The $5.1 million Empire Financial Federal Credit Union in New York became the first federally insured credit union liquidation in 2022, the NCUA said Friday.
The $3.9 billion Jovia Federal Credit Union of Westbury, N.Y., immediately assumed Empire Financial FCU’s assets, member shares and loans.
The federal agency conserved Empire Financial in May 2021 to “resolve operational problems” that could affect its safety and soundness.
Empire Financial’s former CEO Gerry Goldenbroit claimed in interviews with CU Times that the federal agency targeted the credit union for conservatorship because he ignored its directive not to issue Paycheck Protection Program (PPP) loans, which Goldenbroit argued he was allowed to do based on NCUA guidelines. But it appeared that Goldenbroit approved a PPP loan for his own credit union consultancy company, which the NCUA said is not allowed. Goldenbroit denied he violated this prohibition.
The former CEO approved 77 PPP loans valued at $3,702,967 in 2020 and during the first and second quarters of 2021. According to an SBA database that listed the credit union’s PPP loans, $1,075,340 of the $3.7 million was not disbursed as on May 2021.
Goldenbroit approved PPP loans for small companies and sole proprietors. He also approved a $317 PPP loan for his company, Credit Union Financial Corp., which he owns and operates from his home. However, according to the NCUA’s No. 11 Letter to Credit Unions from April 2020, “Credit unions are still prohibited from making SBA loans, including PPP loans, to small businesses owned in part, or in whole, by officers and key employees of the credit union.”

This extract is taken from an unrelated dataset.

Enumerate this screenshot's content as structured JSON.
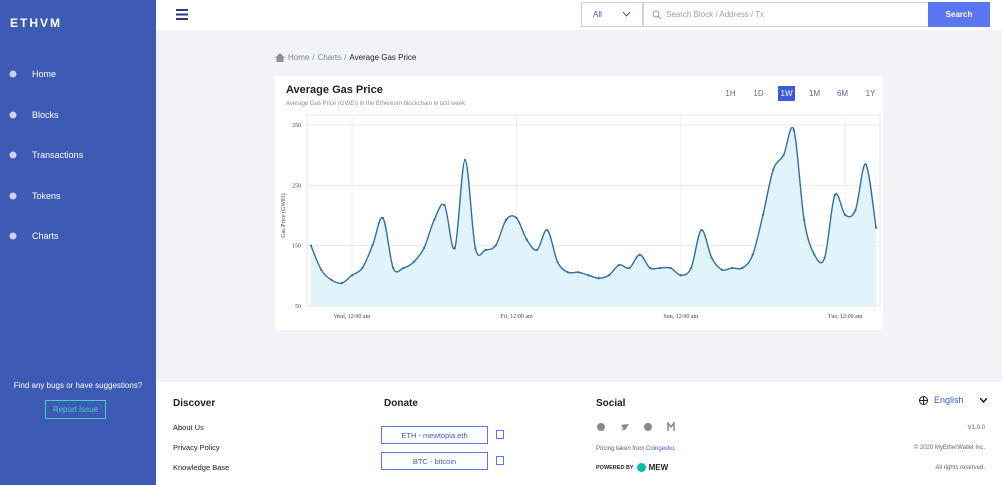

When confronted with this fact, Goldenbroit denied it claiming he wasn’t an officer of the credit union.
At the time of liquidation and subsequent purchase by Jovia FCU, Empire Financial served 270 members according to the credit union’s fourth quarter 2021 Call Report. Chartered in 1976, Empire Financial served multiple employer, associational, and faith groups in New York and New Jersey.